Posted Apr 23, 2012 01:16 pm CDT
A California trial lawyer claims he didn’t have the authority to settle a case for $350,000 shortly before jurors revealed they had planned to award his brain-injured client $9 million.
Jurors had deliberated only four hours before reaching a verdict in the case of a developmentally disabled man who suffered brain injuries in a fall from an ambulance, the Recorder reports. “Lawyers for both sides could smell what was coming: a defense verdict,” the story says.
A lawyer for the plaintiff, C. Michael Alder, quickly reached a $350,000 settlement. The Jan. 30 deal was not put on the record or in writing, however, before lawyers learned of the planned verdict. At that point, according to an on-the-record statement by Judge Michael Johnson of Los Angeles, “all hell broke loose. Mr. Alder was yelling in the hallway, came into the courtroom and he was yelling in the courtroom. At one point he told me to call the jurors back and take the verdict.
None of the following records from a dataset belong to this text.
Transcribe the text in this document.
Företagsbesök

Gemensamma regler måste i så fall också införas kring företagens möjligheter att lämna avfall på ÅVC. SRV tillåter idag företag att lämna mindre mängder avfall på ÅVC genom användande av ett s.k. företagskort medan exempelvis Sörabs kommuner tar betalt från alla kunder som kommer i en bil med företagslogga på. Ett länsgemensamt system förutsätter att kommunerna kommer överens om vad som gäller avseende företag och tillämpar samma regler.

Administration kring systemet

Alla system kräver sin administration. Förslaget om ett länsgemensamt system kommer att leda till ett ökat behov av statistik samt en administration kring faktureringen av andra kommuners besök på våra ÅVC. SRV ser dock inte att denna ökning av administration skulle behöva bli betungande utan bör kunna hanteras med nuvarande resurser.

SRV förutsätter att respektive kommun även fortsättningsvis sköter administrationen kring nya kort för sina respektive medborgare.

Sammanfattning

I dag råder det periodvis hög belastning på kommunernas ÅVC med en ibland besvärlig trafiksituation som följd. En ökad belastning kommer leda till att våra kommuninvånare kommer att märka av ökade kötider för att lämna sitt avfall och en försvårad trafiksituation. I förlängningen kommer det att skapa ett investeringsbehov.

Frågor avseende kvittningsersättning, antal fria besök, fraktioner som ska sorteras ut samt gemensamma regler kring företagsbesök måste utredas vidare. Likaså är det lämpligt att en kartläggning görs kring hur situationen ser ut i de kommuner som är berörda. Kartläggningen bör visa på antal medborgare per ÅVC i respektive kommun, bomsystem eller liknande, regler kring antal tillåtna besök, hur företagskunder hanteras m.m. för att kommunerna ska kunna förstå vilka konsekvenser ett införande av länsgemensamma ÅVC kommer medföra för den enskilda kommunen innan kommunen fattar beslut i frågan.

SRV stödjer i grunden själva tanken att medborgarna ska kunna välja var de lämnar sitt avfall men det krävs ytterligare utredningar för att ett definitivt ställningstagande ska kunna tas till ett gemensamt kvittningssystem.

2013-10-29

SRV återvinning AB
It was chaos.”
After a 90-minute recess, Alder told the judge he had accepted the offer without getting a sign-off by his client and he had no authority to settle.
“Now the parties are locked into a bitter post-trial fight that’s casting an unwelcome spotlight on the litigators’ and the judge’s handling of the case,” the story says. “Especially under the gun is Alder, a rising star of Southern California’s plaintiffs bar. In addition to accusing him of lying, defense lawyers argue that by letting the jury go Alder abandoned his case.”
Johnson is scheduled to hear arguments on Wednesday in Alder’s bid for a new trial.